Africa

Gang violence, thefts surge in post-cyclone Mayotte

One year after Cyclone Chido struck Mayotte, a France Télévisions team returned to the island, which is now facing a very high level of insecurity. For many residents, daily life has become a source of anxiety due to gang violence.

On the heights of Mamoudzou, a neighbourhood lies abandoned, its houses deserted by residents traumatised by Cyclone Chido and the burglaries that have followed in its wake.

Behind his anti-intrusion fence, Nizar Hajar, a resident of Passamainty, has seen his neighbours gradually move away: ‘For example, this house has been emptied. Both of them are no longer inhabited because they’ve been burgled so many times…’

In July 2025, the house next door to his was attacked. The thieves tried to get in by digging a hole directly through the wall.

‘Basically, if the security guard hadn’t arrived in time, they would have taken a TV, a computer, phones and left,’ he says. The attack was filmed by residents.

The footage shows two hooded men armed with machetes. One stands guard while the other throws stones at the security guard who has just caught them. The assault takes place in broad daylight, under the gaze of stunned residents who call the police.

This is the tenth attack by men armed with machetes in the neighbourhood in two years.

Fearing the next intrusion, Nizar Hajar is gradually transforming his home into a small fortified camp: an alarm whistle on the balcony, cameras throughout the house, and increasingly, double-locked doors.

In Mayotte, burglaries have increased by 35% since Cyclone Chido. How can this increase be explained? Did the disaster have something to do with it? In Mamoudzou, the mayor, Ambdilwahedou Soumaila, has his own theory.

He arranged to meet France Télévisions in what was, before the cyclone, his town’s video surveillance centre. For the past year, due to a lack of money to replace them, no cameras or control screens have been working in Mamoudzou.

These are valuable tools in the fight against crime. ‘We are blind because, in addition to the cameras, it is the radios that are more functional. Even the officers don’t have a place to work in good conditions,’ explains Ambdilwahedou Soumaila.

Without CCTV surveillance and with the reinforcements sent after the cyclone having been recalled to mainland France, the police are trying to maintain a presence on the ground.

The BAC (Anti Crime Brigade), in particular, is conducting a series of patrols, including in areas where it is least welcome: the shanty towns.

According to police officers interviewed by France Télévisions, it is in these neighbourhoods made of corrugated iron and populated by foreign communities that the members of the Mayotte gangs live.

Here, everyone sizes each other up. ‘In fact, we are constantly being watched. There are people there, and there are people a little higher up. There are codes,’ says one resident.

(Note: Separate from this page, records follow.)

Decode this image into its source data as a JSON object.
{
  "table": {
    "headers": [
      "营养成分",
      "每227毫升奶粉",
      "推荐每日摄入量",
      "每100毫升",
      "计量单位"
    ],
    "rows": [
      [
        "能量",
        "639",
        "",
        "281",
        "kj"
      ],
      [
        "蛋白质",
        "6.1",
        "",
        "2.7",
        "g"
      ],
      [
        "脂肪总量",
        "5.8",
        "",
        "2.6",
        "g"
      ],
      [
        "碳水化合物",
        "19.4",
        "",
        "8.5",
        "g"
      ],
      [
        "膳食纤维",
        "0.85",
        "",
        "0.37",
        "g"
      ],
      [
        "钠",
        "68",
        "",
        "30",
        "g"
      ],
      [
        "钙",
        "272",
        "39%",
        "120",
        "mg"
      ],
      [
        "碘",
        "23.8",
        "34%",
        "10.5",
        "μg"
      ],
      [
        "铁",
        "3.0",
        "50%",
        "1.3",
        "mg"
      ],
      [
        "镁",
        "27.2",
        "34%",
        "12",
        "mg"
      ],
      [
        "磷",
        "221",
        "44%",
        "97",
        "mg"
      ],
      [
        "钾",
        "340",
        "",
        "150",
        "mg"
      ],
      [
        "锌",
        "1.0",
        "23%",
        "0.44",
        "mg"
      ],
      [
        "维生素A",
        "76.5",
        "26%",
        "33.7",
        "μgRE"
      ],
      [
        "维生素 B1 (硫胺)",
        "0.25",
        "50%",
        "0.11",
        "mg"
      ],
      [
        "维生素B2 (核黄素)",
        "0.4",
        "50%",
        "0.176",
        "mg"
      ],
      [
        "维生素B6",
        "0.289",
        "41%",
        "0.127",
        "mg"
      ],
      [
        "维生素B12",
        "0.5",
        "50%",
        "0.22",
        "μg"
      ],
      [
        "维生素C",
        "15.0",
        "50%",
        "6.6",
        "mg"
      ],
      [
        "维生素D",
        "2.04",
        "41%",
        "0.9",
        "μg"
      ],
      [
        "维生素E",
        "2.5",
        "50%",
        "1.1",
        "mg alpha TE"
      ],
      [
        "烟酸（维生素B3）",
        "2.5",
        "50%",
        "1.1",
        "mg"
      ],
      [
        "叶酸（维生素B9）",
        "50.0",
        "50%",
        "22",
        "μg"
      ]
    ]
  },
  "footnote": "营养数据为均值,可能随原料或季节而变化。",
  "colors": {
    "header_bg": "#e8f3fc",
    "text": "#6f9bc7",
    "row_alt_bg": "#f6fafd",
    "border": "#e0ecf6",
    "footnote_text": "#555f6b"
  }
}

The tension quickly escalates. Back in the vehicle, the radio crackles, then the sound of an impact is heard. Young people are throwing stones at the police officers. These daily attacks are sometimes violent, as evidenced by the police car.

“The holes you see there are made by concrete reinforcing bars. These are rocks, stones, pretty much anything we can throw is thrown,” said one officer.

The young people fled. The police officers set off again as night fell. Very quickly, in the middle of the city, it became almost completely dark.

‘In this neighbourhood, there used to be lights almost everywhere. Now, since Chido, it’s completely dark,’ explained the officer.

In these conditions, it is very difficult to spot a crime in progress. Often, the police arrive after the theft has taken place.

‘They were throwing stones to scare people away. And when the security guard left, they took the cement that was there.’

Repeated thefts are committed mostly by young men, French or undocumented, often attracted to violence.

Kader, 23, who has served several prison sentences for burglary and assault, agreed to meet with the France Télévisions team. His parents are Comorian, and he was born in Mayotte. For young people like him, he says, violence is a way of life.

‘I’ve been to prison, and two of my friends are dead. They were killed. You’re violent because you don’t have enough to eat. And then you want to dress like everyone else, have the same trainers. But you don’t have a job, you’ve got nothing. So you feel compelled to steal, even if it’s not right,’ he confides.

Gang violence is increasingly exasperating the people of Mayotte, who are still suffering daily from the consequences of Cyclone Chido. A year after the disaster, reconstruction on the island has barely begun.